The ECG is normal in 50% of cases, although the alterations caused by CHS show a P pulmonale due to pulmonary hypotension and right atrial hypertrophy, sinus tachycardia, ventricular fibrillation, hypovoltage of the QRS complex, nonspecific changes in the ST segment, and right branch block.
Once CHS has been suspected, we should proceed to directed imaging tests, fundamentally echocardiography, cardiac MRI, and cardiac CT.
Fig.: 4 chamber view echocardiography, showing a thickening and irregularity of the tricuspid valve.
Differential diagnosis
Some entities can present similar alterations. The main differential diagnosis is with rheumatic heart disease, which rarely affects only the right heart.
Other causes of acquired tricuspid valve disease include prolapse, bacterial endocarditis, rupture of the papillary muscle, and some cardiac tumors.

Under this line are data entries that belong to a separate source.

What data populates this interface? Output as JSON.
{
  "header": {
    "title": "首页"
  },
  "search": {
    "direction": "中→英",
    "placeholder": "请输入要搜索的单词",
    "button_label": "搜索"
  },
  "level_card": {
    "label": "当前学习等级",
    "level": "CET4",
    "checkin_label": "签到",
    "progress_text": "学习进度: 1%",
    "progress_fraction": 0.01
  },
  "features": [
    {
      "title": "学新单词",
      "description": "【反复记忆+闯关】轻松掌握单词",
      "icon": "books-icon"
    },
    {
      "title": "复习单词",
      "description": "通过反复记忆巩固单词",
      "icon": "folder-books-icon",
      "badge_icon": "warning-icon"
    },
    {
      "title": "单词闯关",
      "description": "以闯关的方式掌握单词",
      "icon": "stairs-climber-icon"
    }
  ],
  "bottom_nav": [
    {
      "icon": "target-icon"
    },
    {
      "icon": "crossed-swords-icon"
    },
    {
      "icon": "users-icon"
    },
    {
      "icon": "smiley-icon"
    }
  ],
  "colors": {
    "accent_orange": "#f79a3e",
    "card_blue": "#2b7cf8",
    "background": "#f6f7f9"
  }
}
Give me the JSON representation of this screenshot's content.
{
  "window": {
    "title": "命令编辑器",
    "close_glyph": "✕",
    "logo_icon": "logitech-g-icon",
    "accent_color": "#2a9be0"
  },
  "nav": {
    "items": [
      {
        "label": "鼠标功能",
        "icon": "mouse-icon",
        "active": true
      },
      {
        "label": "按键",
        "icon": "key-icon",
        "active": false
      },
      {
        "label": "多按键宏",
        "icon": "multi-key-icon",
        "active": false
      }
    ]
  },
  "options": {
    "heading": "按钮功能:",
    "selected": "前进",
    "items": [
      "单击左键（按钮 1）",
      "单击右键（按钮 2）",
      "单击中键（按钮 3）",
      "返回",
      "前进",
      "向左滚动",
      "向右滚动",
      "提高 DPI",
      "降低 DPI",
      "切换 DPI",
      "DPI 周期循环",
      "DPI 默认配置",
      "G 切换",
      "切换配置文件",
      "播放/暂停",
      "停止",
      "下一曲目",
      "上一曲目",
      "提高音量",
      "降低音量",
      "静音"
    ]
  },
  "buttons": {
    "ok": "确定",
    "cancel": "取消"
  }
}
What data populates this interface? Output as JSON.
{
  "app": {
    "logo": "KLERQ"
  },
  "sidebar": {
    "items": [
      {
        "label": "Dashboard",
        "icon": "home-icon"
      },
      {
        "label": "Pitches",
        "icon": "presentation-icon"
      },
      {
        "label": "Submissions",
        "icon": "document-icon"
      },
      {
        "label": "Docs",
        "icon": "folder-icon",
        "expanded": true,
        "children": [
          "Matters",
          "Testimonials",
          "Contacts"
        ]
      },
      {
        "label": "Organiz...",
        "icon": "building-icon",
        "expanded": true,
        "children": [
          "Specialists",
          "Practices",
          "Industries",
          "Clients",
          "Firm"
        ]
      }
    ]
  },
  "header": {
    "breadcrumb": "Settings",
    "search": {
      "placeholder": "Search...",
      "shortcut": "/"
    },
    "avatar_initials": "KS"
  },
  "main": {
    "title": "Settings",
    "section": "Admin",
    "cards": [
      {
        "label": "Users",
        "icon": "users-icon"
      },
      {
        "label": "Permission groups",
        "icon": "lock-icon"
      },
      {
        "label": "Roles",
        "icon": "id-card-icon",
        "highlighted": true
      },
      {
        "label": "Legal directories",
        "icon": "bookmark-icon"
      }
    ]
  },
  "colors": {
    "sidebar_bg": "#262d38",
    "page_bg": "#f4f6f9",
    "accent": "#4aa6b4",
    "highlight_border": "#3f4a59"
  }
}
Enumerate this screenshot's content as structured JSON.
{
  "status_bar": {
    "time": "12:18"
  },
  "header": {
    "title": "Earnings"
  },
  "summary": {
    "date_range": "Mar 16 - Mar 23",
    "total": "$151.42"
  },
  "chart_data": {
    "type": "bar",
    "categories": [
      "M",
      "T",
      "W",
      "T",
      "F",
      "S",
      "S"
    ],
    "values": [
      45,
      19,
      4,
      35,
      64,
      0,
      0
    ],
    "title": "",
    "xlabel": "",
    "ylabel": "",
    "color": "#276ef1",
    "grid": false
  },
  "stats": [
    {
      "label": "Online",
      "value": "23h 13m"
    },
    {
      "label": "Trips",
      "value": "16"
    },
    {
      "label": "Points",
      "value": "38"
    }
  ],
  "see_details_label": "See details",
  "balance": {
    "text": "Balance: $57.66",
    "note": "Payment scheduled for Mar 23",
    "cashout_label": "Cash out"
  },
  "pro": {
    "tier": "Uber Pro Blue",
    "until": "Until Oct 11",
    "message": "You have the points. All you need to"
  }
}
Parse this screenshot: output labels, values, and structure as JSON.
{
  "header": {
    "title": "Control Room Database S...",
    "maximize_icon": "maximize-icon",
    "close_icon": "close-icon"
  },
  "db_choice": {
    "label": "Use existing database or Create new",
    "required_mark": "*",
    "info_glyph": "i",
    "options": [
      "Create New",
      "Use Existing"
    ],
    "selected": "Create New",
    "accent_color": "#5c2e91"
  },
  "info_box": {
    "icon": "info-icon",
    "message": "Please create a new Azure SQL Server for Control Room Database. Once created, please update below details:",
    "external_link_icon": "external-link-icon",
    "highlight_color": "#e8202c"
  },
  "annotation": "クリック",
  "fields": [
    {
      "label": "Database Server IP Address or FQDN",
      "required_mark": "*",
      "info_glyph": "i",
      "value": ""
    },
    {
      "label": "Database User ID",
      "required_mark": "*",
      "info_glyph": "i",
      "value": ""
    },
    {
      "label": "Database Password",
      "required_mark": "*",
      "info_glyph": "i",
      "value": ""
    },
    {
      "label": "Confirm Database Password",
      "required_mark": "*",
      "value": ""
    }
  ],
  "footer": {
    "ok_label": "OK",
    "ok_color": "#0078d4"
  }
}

Drugs used for weight loss, like fentfluramine and phentermine, can also cause valvular disease due to their serotonergic effects. Dopaminergic agonists derived from ergotamine, like pergolide, bromocriptine, cabergoline, and methysergide can also affect the heart.
Treatment
Treatment of carcinoid syndrome is aimed at slowing progression and treating symptoms rather than curing the disease itself. It is based on somatostatin analogues. Surgery has an important role, especially in nondisseminated tumors.
Liver metastases can also be treated surgically or percutaneously with radiofrequency ablation and/or embolization, and these treatments can be combined with chemoembolization. Chemotherapy is also used occasionally, and new drugs like imatinib and endostatin might prove useful in the future.
When CHS appears, diuretics are used in cases of heart failure; digoxin is also used sometimes, together with heart valve surgery.
Follow-up
The main tumor markers used in follow-up are 5-HIAA and chromogranin A (Cg A). 5-HIAA is more specific and is associated to symptoms whereas Cg A is related to the size of the tumor. Imaging tests, including CT, MRI, nuclear medicine, and echocardiography, are also fundamental.
Fig.: Octreoscan: it is very useful in the monitoring.
Prognosis
When carcinoid tumors present with CHS, life expectancy is reduced from 4.6 to 1.6 years. The prognosis improves with new treatments and early diagnosis of liver metastases.